I had the same issue as well. I had to resort to modifying the UrlGenerator.php file, which is part of the framework (bad I know...) just to get this to work.
So here's my "temporary" solution.
Create an array value to your app.php config file. e.g:
return array(
'rooturl' => 'https://www.youractualdomainname.com',
...
Next add the below modification in your UrlGenerator.php file <-- (trunk/vendor/laravel/framework/src/Illuminate/Routing/UrlGenerator.php)

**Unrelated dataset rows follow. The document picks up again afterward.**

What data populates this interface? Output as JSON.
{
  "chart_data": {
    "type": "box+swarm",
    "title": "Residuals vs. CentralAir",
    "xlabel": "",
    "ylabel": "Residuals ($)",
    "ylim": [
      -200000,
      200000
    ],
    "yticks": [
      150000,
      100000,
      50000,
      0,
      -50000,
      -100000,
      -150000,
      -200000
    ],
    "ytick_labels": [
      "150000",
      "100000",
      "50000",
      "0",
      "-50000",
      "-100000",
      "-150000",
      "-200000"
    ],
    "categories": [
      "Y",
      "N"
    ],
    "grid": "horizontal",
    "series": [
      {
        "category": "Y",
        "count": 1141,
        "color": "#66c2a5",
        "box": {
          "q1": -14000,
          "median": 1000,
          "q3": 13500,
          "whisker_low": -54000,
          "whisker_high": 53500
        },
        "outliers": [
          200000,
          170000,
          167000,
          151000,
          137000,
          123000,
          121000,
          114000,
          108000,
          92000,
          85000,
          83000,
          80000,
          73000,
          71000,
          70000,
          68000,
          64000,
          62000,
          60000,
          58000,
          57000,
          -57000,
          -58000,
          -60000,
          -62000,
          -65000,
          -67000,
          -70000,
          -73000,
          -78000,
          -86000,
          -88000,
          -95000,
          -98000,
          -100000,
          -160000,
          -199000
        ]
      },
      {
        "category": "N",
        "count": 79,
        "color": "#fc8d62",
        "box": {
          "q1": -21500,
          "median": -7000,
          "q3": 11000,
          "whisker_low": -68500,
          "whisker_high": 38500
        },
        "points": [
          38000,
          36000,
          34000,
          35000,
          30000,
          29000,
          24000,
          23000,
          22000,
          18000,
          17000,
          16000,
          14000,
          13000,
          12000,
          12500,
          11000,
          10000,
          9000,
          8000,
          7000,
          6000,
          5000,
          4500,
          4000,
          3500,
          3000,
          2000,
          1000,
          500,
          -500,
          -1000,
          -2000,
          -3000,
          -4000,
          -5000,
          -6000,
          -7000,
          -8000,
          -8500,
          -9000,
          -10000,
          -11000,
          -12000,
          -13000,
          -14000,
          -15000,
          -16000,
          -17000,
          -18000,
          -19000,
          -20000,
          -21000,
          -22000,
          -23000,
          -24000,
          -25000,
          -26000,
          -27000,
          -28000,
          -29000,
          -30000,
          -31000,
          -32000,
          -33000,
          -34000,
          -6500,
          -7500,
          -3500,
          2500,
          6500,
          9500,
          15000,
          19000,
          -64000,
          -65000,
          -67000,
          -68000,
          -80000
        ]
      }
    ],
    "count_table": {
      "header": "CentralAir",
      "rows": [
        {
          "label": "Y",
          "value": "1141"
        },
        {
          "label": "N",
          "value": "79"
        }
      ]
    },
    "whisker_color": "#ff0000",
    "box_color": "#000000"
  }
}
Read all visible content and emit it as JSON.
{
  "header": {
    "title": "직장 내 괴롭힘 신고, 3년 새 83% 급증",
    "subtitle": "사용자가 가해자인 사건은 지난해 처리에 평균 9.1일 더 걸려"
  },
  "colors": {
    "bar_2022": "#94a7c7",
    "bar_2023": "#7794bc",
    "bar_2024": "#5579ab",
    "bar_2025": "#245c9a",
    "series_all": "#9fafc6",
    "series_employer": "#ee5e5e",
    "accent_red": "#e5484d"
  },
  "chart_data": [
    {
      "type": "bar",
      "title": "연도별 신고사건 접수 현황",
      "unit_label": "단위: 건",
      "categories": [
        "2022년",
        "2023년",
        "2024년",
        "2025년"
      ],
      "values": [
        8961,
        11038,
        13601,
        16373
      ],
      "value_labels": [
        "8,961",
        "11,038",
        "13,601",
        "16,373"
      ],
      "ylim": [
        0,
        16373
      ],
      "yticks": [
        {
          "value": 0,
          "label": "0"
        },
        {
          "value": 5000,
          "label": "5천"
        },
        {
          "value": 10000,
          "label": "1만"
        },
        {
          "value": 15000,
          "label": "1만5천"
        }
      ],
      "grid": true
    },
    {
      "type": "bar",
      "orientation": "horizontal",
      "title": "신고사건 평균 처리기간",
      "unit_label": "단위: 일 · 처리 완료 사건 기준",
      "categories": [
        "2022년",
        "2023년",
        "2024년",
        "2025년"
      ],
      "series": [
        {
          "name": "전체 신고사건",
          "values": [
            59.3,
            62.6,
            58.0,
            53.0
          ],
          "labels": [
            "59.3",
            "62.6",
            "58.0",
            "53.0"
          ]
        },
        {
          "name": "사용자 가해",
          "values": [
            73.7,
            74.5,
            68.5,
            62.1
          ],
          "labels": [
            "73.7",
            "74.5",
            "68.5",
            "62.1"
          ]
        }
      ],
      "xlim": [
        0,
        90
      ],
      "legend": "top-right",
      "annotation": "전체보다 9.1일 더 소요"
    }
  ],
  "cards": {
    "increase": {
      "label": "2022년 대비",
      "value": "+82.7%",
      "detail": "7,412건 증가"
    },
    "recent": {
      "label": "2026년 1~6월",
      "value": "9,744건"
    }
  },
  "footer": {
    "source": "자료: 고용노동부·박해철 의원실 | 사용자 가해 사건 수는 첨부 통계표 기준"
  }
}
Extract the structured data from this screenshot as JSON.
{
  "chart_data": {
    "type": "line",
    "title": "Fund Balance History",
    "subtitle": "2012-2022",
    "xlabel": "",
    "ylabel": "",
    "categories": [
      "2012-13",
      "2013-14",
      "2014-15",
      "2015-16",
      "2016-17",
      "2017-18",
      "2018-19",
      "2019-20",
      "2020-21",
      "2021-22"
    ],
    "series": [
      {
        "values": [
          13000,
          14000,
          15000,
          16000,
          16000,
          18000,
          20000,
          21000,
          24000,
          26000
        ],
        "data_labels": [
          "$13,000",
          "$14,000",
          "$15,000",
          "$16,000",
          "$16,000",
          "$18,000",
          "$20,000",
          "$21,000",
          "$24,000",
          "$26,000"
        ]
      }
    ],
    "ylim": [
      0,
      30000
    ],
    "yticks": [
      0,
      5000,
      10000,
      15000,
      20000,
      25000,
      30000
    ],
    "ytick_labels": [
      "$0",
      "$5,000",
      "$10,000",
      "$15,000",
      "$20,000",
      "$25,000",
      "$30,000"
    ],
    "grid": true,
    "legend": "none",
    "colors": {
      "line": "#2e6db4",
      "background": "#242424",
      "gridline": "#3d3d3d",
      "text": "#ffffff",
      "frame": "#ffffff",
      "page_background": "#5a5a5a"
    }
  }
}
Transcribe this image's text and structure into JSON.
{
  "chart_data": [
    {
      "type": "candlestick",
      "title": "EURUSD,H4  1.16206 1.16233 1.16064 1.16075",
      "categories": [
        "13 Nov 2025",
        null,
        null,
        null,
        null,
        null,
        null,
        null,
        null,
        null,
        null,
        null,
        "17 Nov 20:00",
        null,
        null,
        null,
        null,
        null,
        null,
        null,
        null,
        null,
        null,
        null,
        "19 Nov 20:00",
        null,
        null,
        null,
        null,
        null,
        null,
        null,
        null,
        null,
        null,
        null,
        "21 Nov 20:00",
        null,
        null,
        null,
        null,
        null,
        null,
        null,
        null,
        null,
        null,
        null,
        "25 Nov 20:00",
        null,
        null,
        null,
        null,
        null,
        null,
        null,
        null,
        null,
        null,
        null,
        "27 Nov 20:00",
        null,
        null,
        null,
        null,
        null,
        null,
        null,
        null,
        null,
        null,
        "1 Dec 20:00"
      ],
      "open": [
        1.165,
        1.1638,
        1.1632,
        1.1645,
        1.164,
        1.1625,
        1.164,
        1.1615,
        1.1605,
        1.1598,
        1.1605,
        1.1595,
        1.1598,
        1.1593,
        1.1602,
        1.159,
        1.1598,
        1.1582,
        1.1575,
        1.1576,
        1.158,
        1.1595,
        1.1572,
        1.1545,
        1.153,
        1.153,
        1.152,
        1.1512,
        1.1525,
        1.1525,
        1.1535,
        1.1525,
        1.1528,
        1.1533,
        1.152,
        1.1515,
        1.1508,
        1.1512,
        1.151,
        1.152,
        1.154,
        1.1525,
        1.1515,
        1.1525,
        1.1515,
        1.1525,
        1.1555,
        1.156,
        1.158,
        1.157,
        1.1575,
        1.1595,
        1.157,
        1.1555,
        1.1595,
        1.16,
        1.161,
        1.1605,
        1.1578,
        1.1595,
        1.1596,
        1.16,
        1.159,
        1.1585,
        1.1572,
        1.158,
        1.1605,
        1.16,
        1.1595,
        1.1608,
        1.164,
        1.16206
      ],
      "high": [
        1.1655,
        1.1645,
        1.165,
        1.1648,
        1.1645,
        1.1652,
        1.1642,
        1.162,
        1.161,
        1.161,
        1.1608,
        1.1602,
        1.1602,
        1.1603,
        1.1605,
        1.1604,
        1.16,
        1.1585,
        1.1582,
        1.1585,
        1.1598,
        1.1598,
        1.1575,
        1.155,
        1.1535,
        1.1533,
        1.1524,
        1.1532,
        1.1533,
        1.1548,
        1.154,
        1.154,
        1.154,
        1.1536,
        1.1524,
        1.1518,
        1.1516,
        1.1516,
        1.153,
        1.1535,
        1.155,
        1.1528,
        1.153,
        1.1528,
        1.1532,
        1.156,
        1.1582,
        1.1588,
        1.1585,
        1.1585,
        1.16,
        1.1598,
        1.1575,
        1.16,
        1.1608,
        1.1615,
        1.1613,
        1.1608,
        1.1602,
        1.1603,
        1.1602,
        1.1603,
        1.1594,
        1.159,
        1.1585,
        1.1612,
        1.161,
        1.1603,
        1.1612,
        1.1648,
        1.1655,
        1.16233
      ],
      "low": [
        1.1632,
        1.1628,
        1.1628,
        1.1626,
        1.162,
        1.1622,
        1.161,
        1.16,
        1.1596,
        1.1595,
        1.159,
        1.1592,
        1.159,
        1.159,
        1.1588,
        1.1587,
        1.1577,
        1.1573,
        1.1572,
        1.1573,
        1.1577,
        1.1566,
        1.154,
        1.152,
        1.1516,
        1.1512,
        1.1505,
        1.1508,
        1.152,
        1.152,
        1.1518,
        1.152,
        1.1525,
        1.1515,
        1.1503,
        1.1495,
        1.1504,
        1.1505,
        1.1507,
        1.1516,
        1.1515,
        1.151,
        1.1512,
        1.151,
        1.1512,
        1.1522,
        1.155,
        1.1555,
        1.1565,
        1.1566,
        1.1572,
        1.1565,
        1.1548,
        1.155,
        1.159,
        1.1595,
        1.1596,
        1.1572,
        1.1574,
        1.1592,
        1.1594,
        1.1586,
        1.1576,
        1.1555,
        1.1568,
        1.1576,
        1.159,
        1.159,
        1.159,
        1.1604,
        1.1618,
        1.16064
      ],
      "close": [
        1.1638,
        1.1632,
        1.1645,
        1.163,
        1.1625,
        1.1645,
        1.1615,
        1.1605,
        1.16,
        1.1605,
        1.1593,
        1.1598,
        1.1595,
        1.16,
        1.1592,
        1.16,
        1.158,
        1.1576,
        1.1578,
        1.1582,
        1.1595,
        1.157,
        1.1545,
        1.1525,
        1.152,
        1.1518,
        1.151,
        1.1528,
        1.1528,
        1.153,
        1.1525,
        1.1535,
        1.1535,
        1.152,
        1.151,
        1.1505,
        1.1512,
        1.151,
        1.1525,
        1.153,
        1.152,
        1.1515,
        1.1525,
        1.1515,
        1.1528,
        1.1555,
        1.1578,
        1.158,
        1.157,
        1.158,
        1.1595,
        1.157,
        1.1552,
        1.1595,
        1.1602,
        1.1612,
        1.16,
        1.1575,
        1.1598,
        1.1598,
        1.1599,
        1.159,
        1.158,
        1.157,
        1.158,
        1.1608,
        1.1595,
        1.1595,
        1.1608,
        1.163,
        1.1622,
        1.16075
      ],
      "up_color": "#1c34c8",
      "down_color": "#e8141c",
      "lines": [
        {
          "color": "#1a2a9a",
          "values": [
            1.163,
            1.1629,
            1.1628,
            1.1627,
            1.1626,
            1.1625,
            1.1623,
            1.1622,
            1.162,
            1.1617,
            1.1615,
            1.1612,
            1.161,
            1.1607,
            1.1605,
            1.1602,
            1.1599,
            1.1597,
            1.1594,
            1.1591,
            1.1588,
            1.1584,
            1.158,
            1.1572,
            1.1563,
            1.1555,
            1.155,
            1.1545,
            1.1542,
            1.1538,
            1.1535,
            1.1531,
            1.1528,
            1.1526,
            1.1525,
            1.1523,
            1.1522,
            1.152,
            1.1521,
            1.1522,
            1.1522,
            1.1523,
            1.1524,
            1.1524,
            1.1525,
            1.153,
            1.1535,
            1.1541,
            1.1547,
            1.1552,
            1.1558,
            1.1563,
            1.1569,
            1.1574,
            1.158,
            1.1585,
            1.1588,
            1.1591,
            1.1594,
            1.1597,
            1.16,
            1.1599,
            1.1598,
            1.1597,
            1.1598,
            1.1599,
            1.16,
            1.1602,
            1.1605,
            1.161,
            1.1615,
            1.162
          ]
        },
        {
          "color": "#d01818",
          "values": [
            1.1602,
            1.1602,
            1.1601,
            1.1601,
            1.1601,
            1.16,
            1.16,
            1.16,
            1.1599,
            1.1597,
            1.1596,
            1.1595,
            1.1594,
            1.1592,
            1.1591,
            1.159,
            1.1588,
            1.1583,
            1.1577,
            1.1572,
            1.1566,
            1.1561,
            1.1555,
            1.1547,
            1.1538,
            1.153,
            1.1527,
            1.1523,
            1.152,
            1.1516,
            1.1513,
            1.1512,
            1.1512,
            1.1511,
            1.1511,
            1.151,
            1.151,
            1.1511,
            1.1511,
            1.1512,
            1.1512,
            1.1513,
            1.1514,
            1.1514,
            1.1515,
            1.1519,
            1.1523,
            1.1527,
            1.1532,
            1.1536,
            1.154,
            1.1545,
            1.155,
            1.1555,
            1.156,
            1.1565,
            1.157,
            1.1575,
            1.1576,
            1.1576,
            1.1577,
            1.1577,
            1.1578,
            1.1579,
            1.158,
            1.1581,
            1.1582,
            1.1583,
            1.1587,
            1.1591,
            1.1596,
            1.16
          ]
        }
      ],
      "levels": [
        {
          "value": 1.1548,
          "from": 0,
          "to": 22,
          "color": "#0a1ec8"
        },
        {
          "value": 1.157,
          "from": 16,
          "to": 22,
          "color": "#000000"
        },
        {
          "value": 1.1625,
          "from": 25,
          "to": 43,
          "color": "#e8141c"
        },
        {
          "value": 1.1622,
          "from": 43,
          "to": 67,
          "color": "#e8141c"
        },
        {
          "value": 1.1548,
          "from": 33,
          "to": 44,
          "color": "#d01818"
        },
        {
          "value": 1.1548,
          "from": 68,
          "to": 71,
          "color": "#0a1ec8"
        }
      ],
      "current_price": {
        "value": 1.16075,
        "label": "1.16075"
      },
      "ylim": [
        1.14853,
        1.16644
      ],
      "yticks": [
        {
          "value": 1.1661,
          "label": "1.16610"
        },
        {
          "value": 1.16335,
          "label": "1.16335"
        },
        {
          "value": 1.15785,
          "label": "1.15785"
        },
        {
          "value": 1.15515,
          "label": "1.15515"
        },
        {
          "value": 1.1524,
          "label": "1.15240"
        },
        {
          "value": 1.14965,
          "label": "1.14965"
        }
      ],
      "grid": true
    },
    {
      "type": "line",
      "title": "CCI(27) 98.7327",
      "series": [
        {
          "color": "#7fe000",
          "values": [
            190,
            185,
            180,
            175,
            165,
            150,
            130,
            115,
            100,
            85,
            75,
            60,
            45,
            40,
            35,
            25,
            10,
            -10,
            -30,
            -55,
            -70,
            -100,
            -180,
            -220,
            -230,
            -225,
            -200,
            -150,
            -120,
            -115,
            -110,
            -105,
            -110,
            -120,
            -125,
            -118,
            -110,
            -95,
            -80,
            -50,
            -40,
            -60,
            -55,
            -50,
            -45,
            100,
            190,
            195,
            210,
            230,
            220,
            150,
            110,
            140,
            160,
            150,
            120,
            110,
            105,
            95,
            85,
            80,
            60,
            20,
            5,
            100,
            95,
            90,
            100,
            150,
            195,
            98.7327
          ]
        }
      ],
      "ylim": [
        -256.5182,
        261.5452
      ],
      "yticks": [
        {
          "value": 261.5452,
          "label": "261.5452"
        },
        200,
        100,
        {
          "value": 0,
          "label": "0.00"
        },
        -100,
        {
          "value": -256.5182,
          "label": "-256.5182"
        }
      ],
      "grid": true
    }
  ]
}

<?php namespace Illuminate\Routing;
use Config;
...
protected function getRootUrl($scheme, $root = null)
{
$approoturl = Config::get('app.rooturl');
$root = isset($approoturl) ? $approoturl : $this->request->root();
return $root;
// if (is_null($root))
// {
// $root = $this->forcedRoot ?: $this->request->root();
// }
// $start = starts_with($root, 'http://') ? 'http://' : 'https://';
// return preg_replace('~'.$start.'~', $scheme, $root, 1);
}
Do note that composer update will revert your modification.